The global telecom industry tends to frame the access problem in terms of fiber or copper, this fiber architecture versus the other. At a policy level, the thrust often is to ensure robust wholesale policies, allowing many competitors to use a single infrastructure.
That has worked to spur competition, but not so well to ensure innovation. In the mobile sphere, regulators in some countries might even argue that multiple facilities-based suppliers (three, for example) has failed to produce robust competition, even if investment seems not to be a crucial defect.
Cable TV networks are the wildcard. For such networks, the issue rarely (business services are the exception) is a matter of the amount of fiber in the network but the modulation method and the spectrum allocation.
Cable TV networks essentially use over the air frequencies and radio frequency transmission, but confined within a waveguide, so all the normal principles of frequency division apply.
One might argue the new way to frame fixed network next generation network issues does not evolve around choice of media, but simply any method to boost bandwidth into the hundreds of megabits per second up to gigabit range, with retail prices people are willing to pay.
Cable’s advantages, in that sense, are stunning. In the U.S. market, cable TV firms have been adding Internet access customers at a higher rate than telcos since 2008, and the rate of gains has escalated over time. In 2015, for the first time, cable TV added accounts and telco accounts actually shrank.

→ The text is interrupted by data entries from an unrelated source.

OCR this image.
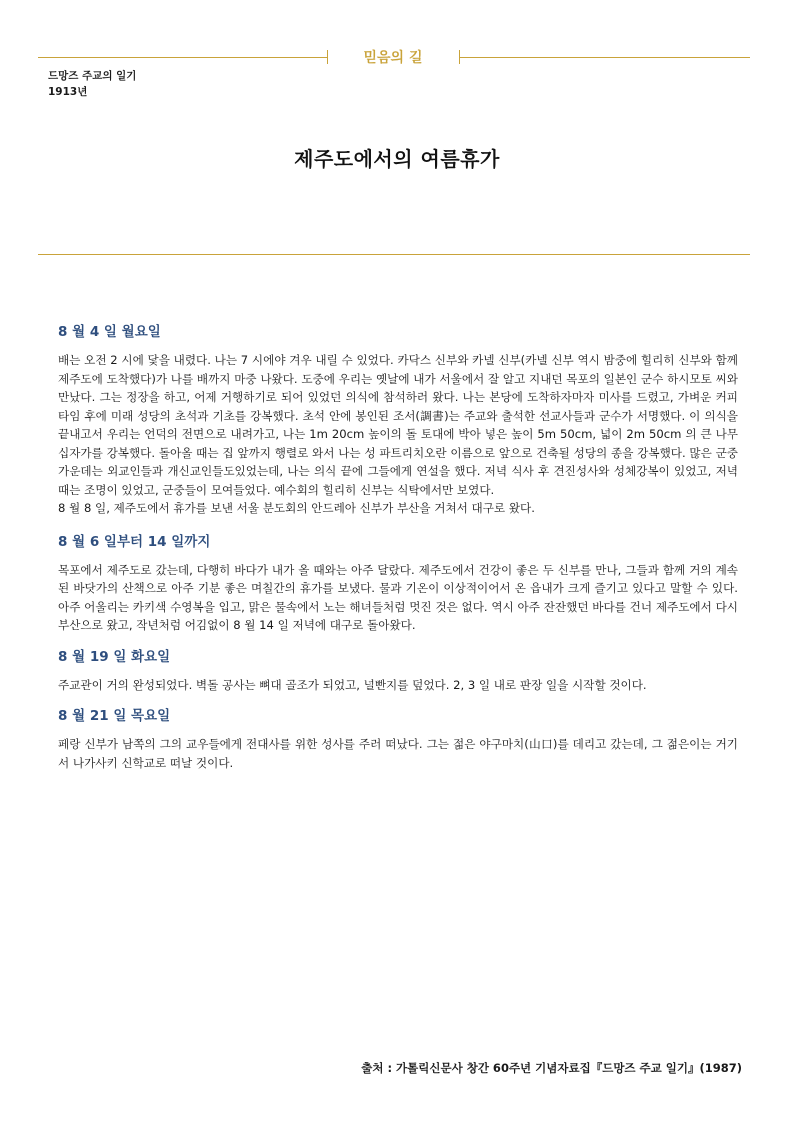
믿음의 길
드망즈 주교의 일기
1913년
제주도에서의 여름휴가
8 월 4 일 월요일

배는 오전 2 시에 닻을 내렸다. 나는 7 시에야 겨우 내릴 수 있었다. 카닥스 신부와 카넬 신부(카넬 신부 역시 밤중에 힐리히 신부와 함께 제주도에 도착했다)가 나를 배까지 마중 나왔다. 도중에 우리는 옛날에 내가 서울에서 잘 알고 지내던 목포의 일본인 군수 하시모토 씨와 만났다. 그는 정장을 하고, 어제 거행하기로 되어 있었던 의식에 참석하러 왔다. 나는 본당에 도착하자마자 미사를 드렸고, 가벼운 커피 타임 후에 미래 성당의 초석과 기초를 강복했다. 초석 안에 봉인된 조서(調書)는 주교와 출석한 선교사들과 군수가 서명했다. 이 의식을 끝내고서 우리는 언덕의 전면으로 내려가고, 나는 1m 20cm 높이의 돌 토대에 박아 넣은 높이 5m 50cm, 넓이 2m 50cm 의 큰 나무 십자가를 강복했다. 돌아올 때는 집 앞까지 행렬로 와서 나는 성 파트리치오란 이름으로 앞으로 건축될 성당의 종을 강복했다. 많은 군중 가운데는 외교인들과 개신교인들도있었는데, 나는 의식 끝에 그들에게 연설을 했다. 저녁 식사 후 견진성사와 성체강복이 있었고, 저녁때는 조명이 있었고, 군중들이 모여들었다. 예수회의 힐리히 신부는 식탁에서만 보였다.
8 월 8 일, 제주도에서 휴가를 보낸 서울 분도회의 안드레아 신부가 부산을 거쳐서 대구로 왔다.

8 월 6 일부터 14 일까지

목포에서 제주도로 갔는데, 다행히 바다가 내가 올 때와는 아주 달랐다. 제주도에서 건강이 좋은 두 신부를 만나, 그들과 함께 거의 계속된 바닷가의 산책으로 아주 기분 좋은 며칠간의 휴가를 보냈다. 물과 기온이 이상적이어서 온 읍내가 크게 즐기고 있다고 말할 수 있다. 아주 어울리는 카키색 수영복을 입고, 맑은 물속에서 노는 해녀들처럼 멋진 것은 없다. 역시 아주 잔잔했던 바다를 건너 제주도에서 다시 부산으로 왔고, 작년처럼 어김없이 8 월 14 일 저녁에 대구로 돌아왔다.

8 월 19 일 화요일

주교관이 거의 완성되었다. 벽돌 공사는 뼈대 골조가 되었고, 널빤지를 덮었다. 2, 3 일 내로 판장 일을 시작할 것이다.

8 월 21 일 목요일

페랑 신부가 남쪽의 그의 교우들에게 전대사를 위한 성사를 주러 떠났다. 그는 젊은 야구마치(山口)를 데리고 갔는데, 그 젊은이는 거기서 나가사키 신학교로 떠날 것이다.

출처 : 가톨릭신문사 창간 60주년 기념자료집『드망즈 주교 일기』(1987)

The numbers are nuanced to the extent that telcos are losing all-copper accounts while still adding fiber-based access accounts. But, on a net basis, the copper-based losses now are greater than the fiber-based gains.
Some believe the trend now will gain momentum.
The point is that, at least in the U.S. market, access media is no longer the key issue, in one sense. Cable TV firms are able to boost speeds into the gigabit range without abandoning the hybrid fiber coax access architecture.
Other fixed network providers--telcos, Google Fiber and other independent Internet service providers--have used fiber to the premises.
At some point, that is likely to be augmented by wireless access, as the heavy fixed costs of fiber to premises tend not to work so well in highly-competitive markets, especially markets where one of the networks (hybrid fiber coax) has clear capital cost advantages.